I didn’t say anything. I remained quiet and went into the bedroom, and began furiously searching for the Belgium Consulate’s number. As my brother heard the news, he called me. I refused to talk, so he texted me.

Arun: ‘Pooja, I’m so sorry to hear this. Why don’t you call the Consulate once as well? One last time.’

 

 

Not knowing what else to do, I dialed their number, and clutched the phone fervently hoping they would not pick up. I knew what they would say, and I wanted to live in my reverie.

‘Hello?’, said the same agent.

‘Sir, Soundarya speaking. My Dad told me….’ I began explaining the situation and pleaded for one last time, telling him the amount of money I spent and how important this was to me. Once I finished my soliloquy,

‘Hmm, you know what? Give me 2 minutes.’

 

January 21st, 2019 1:05 PM:

I entered the VFS for the third time, hoping third time’s a charm. I had come just a few days back to submit my application — a fiasco that demands a whole article for itself. But, that phone call I made had been the spark. It tipped the agent over the edge, and made him cross the line. It convinced him to go a step further and help me, and my Dad. It proved to me, once again, that persistence is key.

I went through the same scanning machine once again and entered the room, to see another set of people staring at their smartphones. They called my token number right away this time.

‘Hi! I’ve come here for passport pickup’

By now, all the agents sitting behind the glass door knew me, and knew my situation. The girl fumbled for a moment and finally found my envelope. I thanked her and walked out, my heart in my hands.

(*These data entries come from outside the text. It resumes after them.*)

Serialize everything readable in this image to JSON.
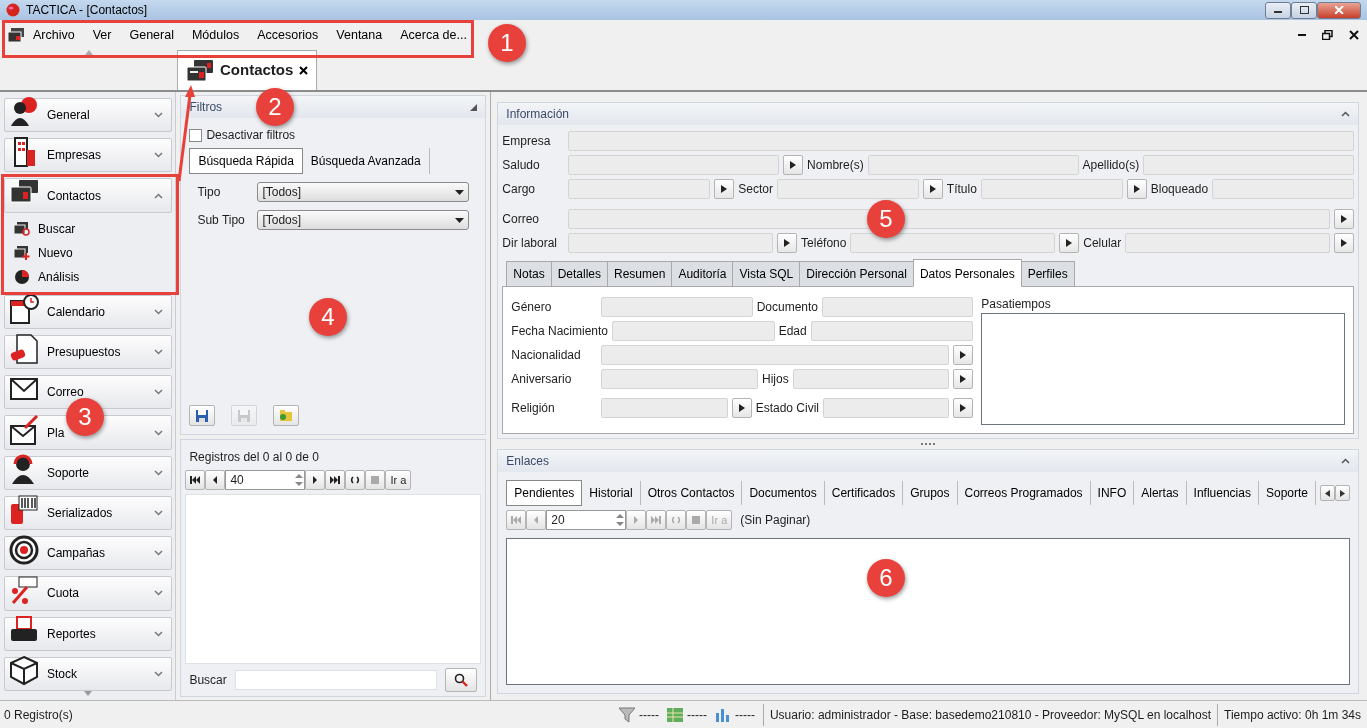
{
  "window": {
    "title": "TACTICA - [Contactos]"
  },
  "menu": {
    "items": [
      "Archivo",
      "Ver",
      "General",
      "Módulos",
      "Accesorios",
      "Ventana",
      "Acerca de..."
    ]
  },
  "document_tabs": [
    {
      "label": "Contactos",
      "selected": true
    }
  ],
  "sidebar": {
    "items": [
      {
        "label": "General",
        "expanded": false
      },
      {
        "label": "Empresas",
        "expanded": false
      },
      {
        "label": "Contactos",
        "expanded": true,
        "children": [
          {
            "label": "Buscar"
          },
          {
            "label": "Nuevo"
          },
          {
            "label": "Análisis"
          }
        ]
      },
      {
        "label": "Calendario",
        "expanded": false
      },
      {
        "label": "Presupuestos",
        "expanded": false
      },
      {
        "label": "Correo",
        "expanded": false
      },
      {
        "label": "Pla",
        "expanded": false
      },
      {
        "label": "Soporte",
        "expanded": false
      },
      {
        "label": "Serializados",
        "expanded": false
      },
      {
        "label": "Campañas",
        "expanded": false
      },
      {
        "label": "Cuota",
        "expanded": false
      },
      {
        "label": "Reportes",
        "expanded": false
      },
      {
        "label": "Stock",
        "expanded": false
      }
    ]
  },
  "filters": {
    "title": "Filtros",
    "disable_filters": {
      "label": "Desactivar filtros",
      "checked": false
    },
    "tabs": [
      {
        "label": "Búsqueda Rápida",
        "selected": true
      },
      {
        "label": "Búsqueda Avanzada",
        "selected": false
      }
    ],
    "fields": [
      {
        "label": "Tipo",
        "value": "[Todos]"
      },
      {
        "label": "Sub Tipo",
        "value": "[Todos]"
      }
    ],
    "buttons": [
      {
        "disabled": false
      },
      {
        "disabled": true
      },
      {
        "disabled": false
      }
    ]
  },
  "results": {
    "summary": "Registros del 0 al 0 de 0",
    "page_size": "40",
    "go_label": "Ir a",
    "search_label": "Buscar"
  },
  "information": {
    "title": "Información",
    "rows": [
      [
        {
          "label": "Empresa",
          "kind": "text"
        }
      ],
      [
        {
          "label": "Saludo",
          "kind": "lookup"
        },
        {
          "label": "Nombre(s)",
          "kind": "text"
        },
        {
          "label": "Apellido(s)",
          "kind": "text"
        }
      ],
      [
        {
          "label": "Cargo",
          "kind": "lookup"
        },
        {
          "label": "Sector",
          "kind": "lookup"
        },
        {
          "label": "Título",
          "kind": "lookup"
        },
        {
          "label": "Bloqueado",
          "kind": "text"
        }
      ],
      [
        {
          "label": "Correo",
          "kind": "lookup"
        }
      ],
      [
        {
          "label": "Dir laboral",
          "kind": "lookup"
        },
        {
          "label": "Teléfono",
          "kind": "lookup"
        },
        {
          "label": "Celular",
          "kind": "lookup"
        }
      ]
    ]
  },
  "detail_tabs": [
    {
      "label": "Notas",
      "selected": false
    },
    {
      "label": "Detalles",
      "selected": false
    },
    {
      "label": "Resumen",
      "selected": false
    },
    {
      "label": "Auditoría",
      "selected": false
    },
    {
      "label": "Vista SQL",
      "selected": false
    },
    {
      "label": "Dirección Personal",
      "selected": false
    },
    {
      "label": "Datos Personales",
      "selected": true
    },
    {
      "label": "Perfiles",
      "selected": false
    }
  ],
  "personal": {
    "rows": [
      [
        {
          "label": "Género",
          "kind": "text"
        },
        {
          "label": "Documento",
          "kind": "text"
        }
      ],
      [
        {
          "label": "Fecha Nacimiento",
          "kind": "text"
        },
        {
          "label": "Edad",
          "kind": "text"
        }
      ],
      [
        {
          "label": "Nacionalidad",
          "kind": "lookup"
        }
      ],
      [
        {
          "label": "Aniversario",
          "kind": "text"
        },
        {
          "label": "Hijos",
          "kind": "lookup"
        }
      ],
      [
        {
          "label": "Religión",
          "kind": "lookup"
        },
        {
          "label": "Estado Civil",
          "kind": "lookup"
        }
      ]
    ],
    "hobbies_label": "Pasatiempos"
  },
  "links": {
    "title": "Enlaces",
    "tabs": [
      {
        "label": "Pendientes",
        "selected": true
      },
      {
        "label": "Historial",
        "selected": false
      },
      {
        "label": "Otros Contactos",
        "selected": false
      },
      {
        "label": "Documentos",
        "selected": false
      },
      {
        "label": "Certificados",
        "selected": false
      },
      {
        "label": "Grupos",
        "selected": false
      },
      {
        "label": "Correos Programados",
        "selected": false
      },
      {
        "label": "INFO",
        "selected": false
      },
      {
        "label": "Alertas",
        "selected": false
      },
      {
        "label": "Influencias",
        "selected": false
      },
      {
        "label": "Soporte",
        "selected": false
      }
    ],
    "pager": {
      "page_size": "20",
      "go_label": "Ir a",
      "disabled": true,
      "note": "(Sin Paginar)"
    }
  },
  "status_bar": {
    "records": "0 Registro(s)",
    "indicators": [
      "-----",
      "-----",
      "-----"
    ],
    "session": "Usuario: administrador - Base: basedemo210810 - Proveedor: MySQL en localhost",
    "uptime": "Tiempo activo: 0h 1m 34s"
  },
  "callouts": [
    {
      "label": "1"
    },
    {
      "label": "2"
    },
    {
      "label": "3"
    },
    {
      "label": "4"
    },
    {
      "label": "5"
    },
    {
      "label": "6"
    }
  ]
}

I went to a quiet place devoid of people, sat down and opened the envelope. I had always been an optimistic person, the kind of person who, in the face of all odds against them, still thinks there is hope. I opened the envelope to the receipt of 8500 INR first, a hefty fee that I had to pay to apply. Next came a letter written in German, which my A1 level mind could not comprehend. Finally, I took out the third letter written in English. It read:

Your visa has been refused

 

 

Anyone who knows me well, knows I am a frugal person. Having been raised by parents who struggled for food in their childhood, my brother and I understood the value of money well. Anyone who spoke to me for a while over the last 6 months would also know how thrilled I was about this trip. I went to sleep thinking about the adventures I would have in the streets of Europe, meeting strangers who become friends and eating authentic food (which would be a struggle as I am vegetarian).

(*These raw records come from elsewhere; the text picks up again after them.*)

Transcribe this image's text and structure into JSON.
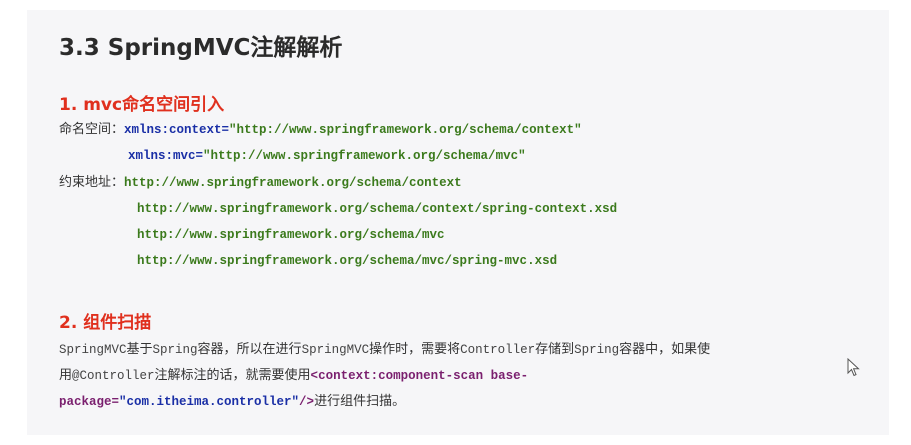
{
  "title": "3.3 SpringMVC注解解析",
  "section1": {
    "heading": "1. mvc命名空间引入",
    "namespace_label": "命名空间：",
    "ns_context_attr": "xmlns:context=",
    "ns_context_val": "\"http://www.springframework.org/schema/context\"",
    "ns_mvc_attr": "xmlns:mvc=",
    "ns_mvc_val": "\"http://www.springframework.org/schema/mvc\"",
    "constraint_label": "约束地址：",
    "constraints": [
      "http://www.springframework.org/schema/context",
      "http://www.springframework.org/schema/context/spring-context.xsd",
      "http://www.springframework.org/schema/mvc",
      "http://www.springframework.org/schema/mvc/spring-mvc.xsd"
    ]
  },
  "section2": {
    "heading": "2. 组件扫描",
    "p1_a": "SpringMVC",
    "p1_b": "基于",
    "p1_c": "Spring",
    "p1_d": "容器，所以在进行",
    "p1_e": "SpringMVC",
    "p1_f": "操作时，需要将",
    "p1_g": "Controller",
    "p1_h": "存储到",
    "p1_i": "Spring",
    "p1_j": "容器中，如果使",
    "p2_a": "用",
    "p2_b": "@Controller",
    "p2_c": "注解标注的话，就需要使用",
    "p2_d": "<",
    "p2_e": "context:component-scan base-",
    "p3_a": "package=",
    "p3_b": "\"com.itheima.controller\"",
    "p3_c": "/>",
    "p3_d": "进行组件扫描。"
  },
  "icons": {
    "cursor": "mouse-pointer-icon"
  }
}
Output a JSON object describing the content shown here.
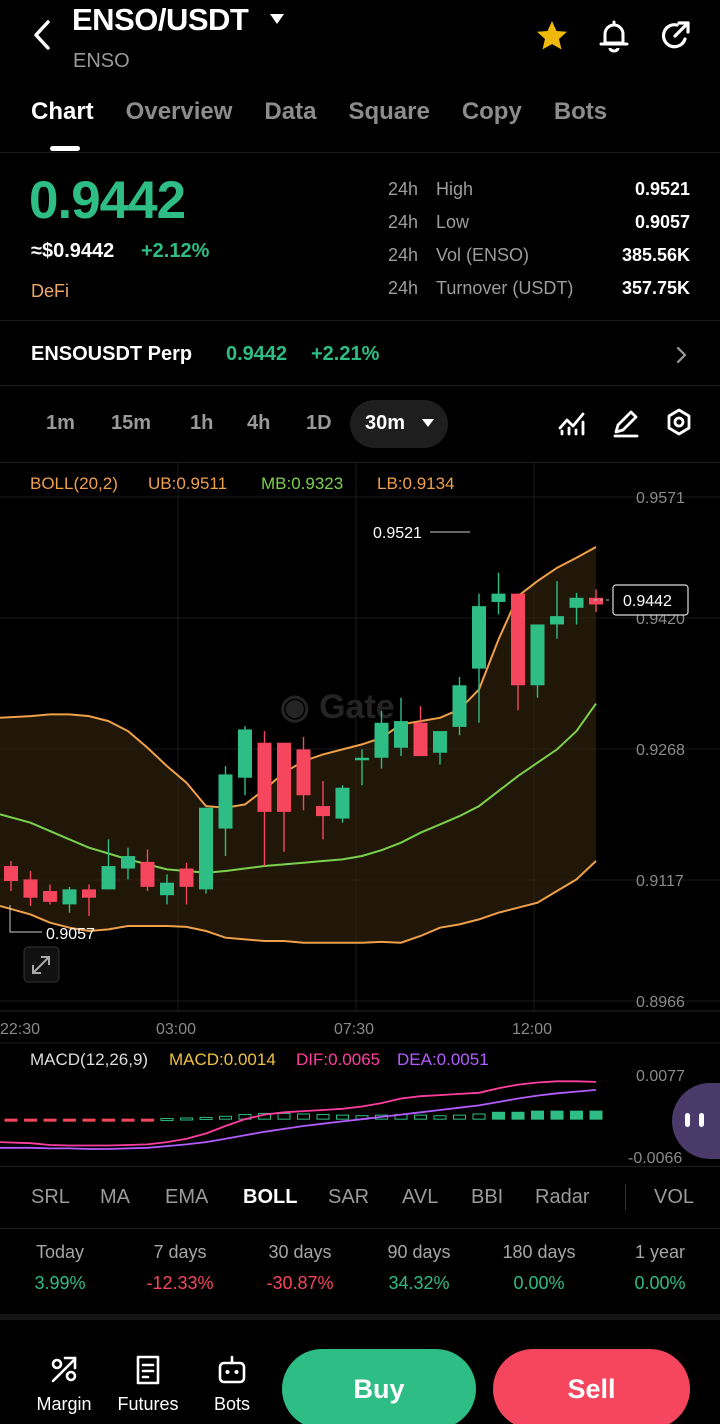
{
  "header": {
    "pair": "ENSO/USDT",
    "subtitle": "ENSO"
  },
  "tabs": [
    "Chart",
    "Overview",
    "Data",
    "Square",
    "Copy",
    "Bots"
  ],
  "price": {
    "last": "0.9442",
    "usd": "≈$0.9442",
    "change": "+2.12%",
    "tag": "DeFi"
  },
  "stats": [
    {
      "period": "24h",
      "label": "High",
      "value": "0.9521"
    },
    {
      "period": "24h",
      "label": "Low",
      "value": "0.9057"
    },
    {
      "period": "24h",
      "label": "Vol (ENSO)",
      "value": "385.56K"
    },
    {
      "period": "24h",
      "label": "Turnover (USDT)",
      "value": "357.75K"
    }
  ],
  "perp": {
    "name": "ENSOUSDT Perp",
    "price": "0.9442",
    "change": "+2.21%"
  },
  "intervals": [
    "1m",
    "15m",
    "1h",
    "4h",
    "1D"
  ],
  "active_interval": "30m",
  "boll": {
    "name": "BOLL(20,2)",
    "ub": "UB:0.9511",
    "mb": "MB:0.9323",
    "lb": "LB:0.9134"
  },
  "chart": {
    "y_ticks": [
      "0.9571",
      "0.9420",
      "0.9268",
      "0.9117",
      "0.8966"
    ],
    "x_ticks": [
      "22:30",
      "03:00",
      "07:30",
      "12:00"
    ],
    "high_label": "0.9521",
    "low_label": "0.9057",
    "current_label": "0.9442",
    "colors": {
      "up": "#2ebd85",
      "down": "#f6465d",
      "ub": "#f0a048",
      "mb": "#7cd14a",
      "lb": "#f0a048"
    }
  },
  "macd": {
    "name": "MACD(12,26,9)",
    "macd": "MACD:0.0014",
    "dif": "DIF:0.0065",
    "dea": "DEA:0.0051",
    "y_ticks": [
      "0.0077",
      "-0.0066"
    ]
  },
  "indicator_tabs": [
    "SRL",
    "MA",
    "EMA",
    "BOLL",
    "SAR",
    "AVL",
    "BBI",
    "Radar",
    "VOL"
  ],
  "active_indicator": "BOLL",
  "performance": [
    {
      "label": "Today",
      "value": "3.99%",
      "dir": "up"
    },
    {
      "label": "7 days",
      "value": "-12.33%",
      "dir": "down"
    },
    {
      "label": "30 days",
      "value": "-30.87%",
      "dir": "down"
    },
    {
      "label": "90 days",
      "value": "34.32%",
      "dir": "up"
    },
    {
      "label": "180 days",
      "value": "0.00%",
      "dir": "up"
    },
    {
      "label": "1 year",
      "value": "0.00%",
      "dir": "up"
    }
  ],
  "bottom": {
    "margin": "Margin",
    "futures": "Futures",
    "bots": "Bots",
    "buy": "Buy",
    "sell": "Sell"
  }
}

Losing $1000 and this trip was, to say the least, a crushing feeling. Of course, in the grand scheme of things, I knew this was a blip and people suffer from significantly bigger problems. It took me a few days, but then I was fine. I got closure, which I had been wanting since January 11th. And now it seems so far behind that I can write about it, even humorously.

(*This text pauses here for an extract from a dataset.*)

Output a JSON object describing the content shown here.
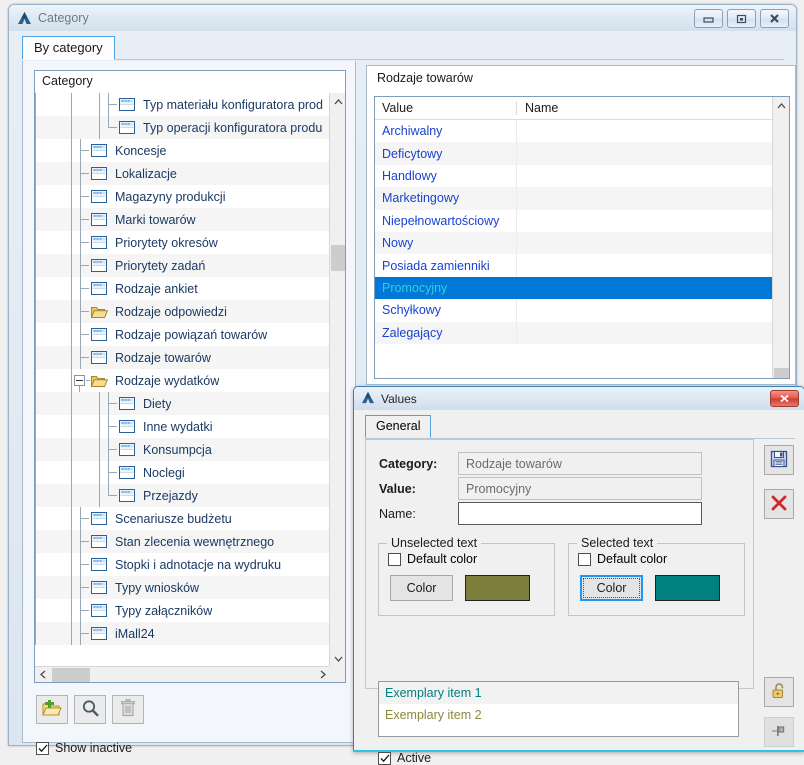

If I could call this another lesson in my life, I would say it taught the following:

  1. Call up a travel agency before you book your tickets, explain your situation and ask them if they see any impending problem. Without spending any money, you get an expert’s opinion that would avoid future losses.
  2. If they tell you about a probability of rejection, book refundable flight tickets. You would be paying probably 5% more fare, but for a 100% return.
  3. Persistence is key. A ‘No’ does not always mean a ‘No forever’. Like many of you might have experienced, a little push can do great wonders.

My final two points might seem proverbial, but they are indeed true:

  1. Some things, if not most, are out of your damn control. The sooner you understand this, the easier it will be.
  2. Everything happens for an unfathomable reason. Something that you realize in hindsight.

P.S. I will be spending this month working with a friend of mine on his startup in Boston instead. Something that I’m equally excited about — so maybe this was the plan all along? 

 

 

This style of writing is tangential to my usual content — just something that I wanted to try out. My main reason to pen down this melancholic experience was to prevent others from making the same mistake.